Untuk tokoh Jafar yang diperankan oleh Marwan Kenzari terlihat kurang mengancam dari perawakannya. As we know, karakter Jafar di versi animasinya memiliki perawakan yang sangat mengancam dan bengis untuk sosok antagonis sebuah Film animasi.

Marwan Kenzari is Jafar in Disney’s live-action ALADDIN, directed by Guy Ritchie.

Andai saja, aktor yang memerankan Hakeem di Film ini yang diperankan oleh Nurman Acar memerankan tokoh Jafar mungkin akan terlihat lebih pas.

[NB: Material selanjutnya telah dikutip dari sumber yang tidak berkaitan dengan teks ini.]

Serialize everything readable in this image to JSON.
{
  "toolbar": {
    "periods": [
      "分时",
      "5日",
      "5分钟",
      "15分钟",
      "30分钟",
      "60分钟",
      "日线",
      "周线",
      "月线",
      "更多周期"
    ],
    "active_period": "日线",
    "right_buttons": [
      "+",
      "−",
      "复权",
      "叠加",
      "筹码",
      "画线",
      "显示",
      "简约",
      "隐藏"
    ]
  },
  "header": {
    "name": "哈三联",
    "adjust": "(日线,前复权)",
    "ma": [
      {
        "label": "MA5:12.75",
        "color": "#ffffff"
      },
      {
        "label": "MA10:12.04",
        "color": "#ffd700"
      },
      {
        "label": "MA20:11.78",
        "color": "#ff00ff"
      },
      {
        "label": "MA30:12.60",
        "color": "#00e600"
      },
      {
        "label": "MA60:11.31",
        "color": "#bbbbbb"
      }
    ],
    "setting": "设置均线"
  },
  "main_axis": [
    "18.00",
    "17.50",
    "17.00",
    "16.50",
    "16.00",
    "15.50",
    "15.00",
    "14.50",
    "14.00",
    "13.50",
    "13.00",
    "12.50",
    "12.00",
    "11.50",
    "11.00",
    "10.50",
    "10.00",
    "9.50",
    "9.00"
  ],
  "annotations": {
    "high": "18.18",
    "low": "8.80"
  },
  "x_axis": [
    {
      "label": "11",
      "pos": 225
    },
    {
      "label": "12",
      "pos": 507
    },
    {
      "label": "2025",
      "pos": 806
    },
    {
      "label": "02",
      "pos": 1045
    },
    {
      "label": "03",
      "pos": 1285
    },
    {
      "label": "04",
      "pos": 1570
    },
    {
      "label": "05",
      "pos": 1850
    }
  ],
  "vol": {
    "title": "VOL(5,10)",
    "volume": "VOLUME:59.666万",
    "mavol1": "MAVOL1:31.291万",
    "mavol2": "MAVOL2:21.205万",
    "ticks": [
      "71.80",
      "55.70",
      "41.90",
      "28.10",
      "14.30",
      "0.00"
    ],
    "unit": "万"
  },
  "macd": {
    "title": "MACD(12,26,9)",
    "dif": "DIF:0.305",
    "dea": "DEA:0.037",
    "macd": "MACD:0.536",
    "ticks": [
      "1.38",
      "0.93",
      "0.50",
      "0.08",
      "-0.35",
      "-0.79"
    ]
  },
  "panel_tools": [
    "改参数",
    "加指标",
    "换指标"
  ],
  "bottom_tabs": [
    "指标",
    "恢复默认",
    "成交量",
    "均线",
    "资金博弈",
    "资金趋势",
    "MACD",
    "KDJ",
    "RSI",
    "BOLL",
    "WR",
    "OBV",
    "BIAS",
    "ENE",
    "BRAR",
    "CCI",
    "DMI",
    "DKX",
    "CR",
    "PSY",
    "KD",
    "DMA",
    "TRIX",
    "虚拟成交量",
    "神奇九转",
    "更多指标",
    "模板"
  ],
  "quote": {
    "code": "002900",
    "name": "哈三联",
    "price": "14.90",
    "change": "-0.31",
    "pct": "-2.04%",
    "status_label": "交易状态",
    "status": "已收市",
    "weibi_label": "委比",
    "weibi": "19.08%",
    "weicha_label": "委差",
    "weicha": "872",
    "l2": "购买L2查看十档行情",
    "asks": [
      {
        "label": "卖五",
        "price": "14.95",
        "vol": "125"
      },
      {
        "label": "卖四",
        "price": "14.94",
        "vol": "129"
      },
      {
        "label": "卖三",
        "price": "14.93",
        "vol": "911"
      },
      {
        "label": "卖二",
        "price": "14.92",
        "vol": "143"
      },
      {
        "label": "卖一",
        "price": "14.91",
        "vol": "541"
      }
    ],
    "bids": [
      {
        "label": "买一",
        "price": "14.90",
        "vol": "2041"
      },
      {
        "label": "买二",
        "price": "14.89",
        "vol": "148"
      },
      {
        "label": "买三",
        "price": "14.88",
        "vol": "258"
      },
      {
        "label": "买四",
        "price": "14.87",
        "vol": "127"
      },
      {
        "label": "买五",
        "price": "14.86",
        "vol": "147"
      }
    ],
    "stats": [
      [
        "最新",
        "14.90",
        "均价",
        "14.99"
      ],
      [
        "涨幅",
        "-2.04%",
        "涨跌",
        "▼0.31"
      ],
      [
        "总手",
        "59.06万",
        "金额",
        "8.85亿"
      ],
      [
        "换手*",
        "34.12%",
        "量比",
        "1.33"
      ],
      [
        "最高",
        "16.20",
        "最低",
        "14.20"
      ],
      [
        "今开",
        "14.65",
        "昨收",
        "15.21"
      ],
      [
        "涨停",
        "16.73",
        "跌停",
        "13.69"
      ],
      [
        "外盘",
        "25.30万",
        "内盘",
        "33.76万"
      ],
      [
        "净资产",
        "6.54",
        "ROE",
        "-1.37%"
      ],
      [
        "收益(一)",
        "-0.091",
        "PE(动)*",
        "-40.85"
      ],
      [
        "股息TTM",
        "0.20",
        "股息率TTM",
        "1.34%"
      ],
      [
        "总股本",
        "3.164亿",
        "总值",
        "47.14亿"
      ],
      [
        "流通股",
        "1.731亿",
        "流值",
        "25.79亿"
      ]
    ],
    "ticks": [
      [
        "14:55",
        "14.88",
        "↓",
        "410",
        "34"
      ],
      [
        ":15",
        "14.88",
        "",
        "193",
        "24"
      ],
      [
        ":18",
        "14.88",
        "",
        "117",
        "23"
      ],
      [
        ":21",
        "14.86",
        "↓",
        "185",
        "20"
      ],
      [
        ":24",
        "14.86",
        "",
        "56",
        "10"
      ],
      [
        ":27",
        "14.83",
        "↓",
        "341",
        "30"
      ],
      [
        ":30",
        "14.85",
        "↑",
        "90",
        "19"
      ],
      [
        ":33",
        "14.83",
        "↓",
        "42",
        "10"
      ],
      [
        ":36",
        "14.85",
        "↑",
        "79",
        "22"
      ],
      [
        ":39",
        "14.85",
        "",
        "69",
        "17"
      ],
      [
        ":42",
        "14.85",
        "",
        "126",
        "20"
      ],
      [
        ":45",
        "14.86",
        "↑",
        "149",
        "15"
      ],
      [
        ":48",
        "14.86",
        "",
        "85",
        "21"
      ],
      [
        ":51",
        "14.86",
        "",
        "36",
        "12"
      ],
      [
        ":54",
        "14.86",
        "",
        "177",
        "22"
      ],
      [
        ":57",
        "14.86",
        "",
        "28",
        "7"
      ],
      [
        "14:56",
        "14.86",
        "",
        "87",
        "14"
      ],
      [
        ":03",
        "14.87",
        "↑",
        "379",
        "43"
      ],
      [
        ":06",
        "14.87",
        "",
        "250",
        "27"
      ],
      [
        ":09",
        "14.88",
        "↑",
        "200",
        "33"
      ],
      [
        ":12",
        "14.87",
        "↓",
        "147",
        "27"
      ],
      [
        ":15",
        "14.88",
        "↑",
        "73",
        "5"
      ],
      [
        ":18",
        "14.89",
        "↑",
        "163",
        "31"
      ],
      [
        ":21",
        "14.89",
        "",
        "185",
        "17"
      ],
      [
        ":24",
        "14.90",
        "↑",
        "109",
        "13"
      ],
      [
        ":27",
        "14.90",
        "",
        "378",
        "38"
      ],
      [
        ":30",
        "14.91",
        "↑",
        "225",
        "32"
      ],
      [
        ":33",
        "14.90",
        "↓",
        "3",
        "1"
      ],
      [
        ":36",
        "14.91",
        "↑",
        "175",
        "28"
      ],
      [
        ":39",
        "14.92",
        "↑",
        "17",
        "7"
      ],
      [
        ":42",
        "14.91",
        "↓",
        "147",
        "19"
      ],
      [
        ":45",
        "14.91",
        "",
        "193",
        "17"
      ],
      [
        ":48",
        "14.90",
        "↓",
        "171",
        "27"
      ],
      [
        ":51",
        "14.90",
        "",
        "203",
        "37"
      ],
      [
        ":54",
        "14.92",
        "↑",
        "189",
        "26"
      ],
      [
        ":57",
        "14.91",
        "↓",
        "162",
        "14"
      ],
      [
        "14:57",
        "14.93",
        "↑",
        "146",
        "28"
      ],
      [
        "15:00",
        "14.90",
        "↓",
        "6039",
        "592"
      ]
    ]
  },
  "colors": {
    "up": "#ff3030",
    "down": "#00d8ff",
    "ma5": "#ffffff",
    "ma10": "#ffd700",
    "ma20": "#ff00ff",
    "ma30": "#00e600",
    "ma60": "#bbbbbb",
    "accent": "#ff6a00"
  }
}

Yang menjadi screen stealer di Film ini adalah tokoh Dalia yang diperankan oleh Nasim Pedrad. Dari materi promosi filmnya, mungkin hanya sekedar menjadi tempelan saja tokoh Dalia Ini. Namun ternyata, tokoh orisinil dari Live Action Film Ini memiliki peranan yang sangat penting dalam keutuhan sebuah cerita.

Kalau boleh dibandingkan dengan versi kartunnya, baik live action maupun animasi dari Disney Aladdin, masing-masing memiliki kelebihan dan kekurangannya serta memiliki daya magis yang Luar biasa. Tidak heran jika Disney memiliki gaya tersendiri dalam men-treatment proyek filmnya.

Dari segi soundtrack-nya pun, masih tetap bagus meskipun terjadi perubahan lirik dari versi animasinya.

Secara keseluruhan, adaptasi Live Action dari Disney’s Aladdin masih bagus dan tidak kalah dengan versi animasinya terdahulu.

Dengan visual yang apik, dan sarat akan pesan moral karena memang ada pesan yang tersirat di Film Ini.

Lewat Film ini juga mengajarkan kita untuk tidak nyinyir duluan dengan performa para orang-orang Yang terlibat di Film Ini. Karena terbukti, dengan apa yang kita lihat di trailernya berbanding terbalik dengan upaya para sutradara dan para pemerannya (kecuali aktor yang memerankan Jafar). Berhasil melakukan yang terbaik untuk Film ini.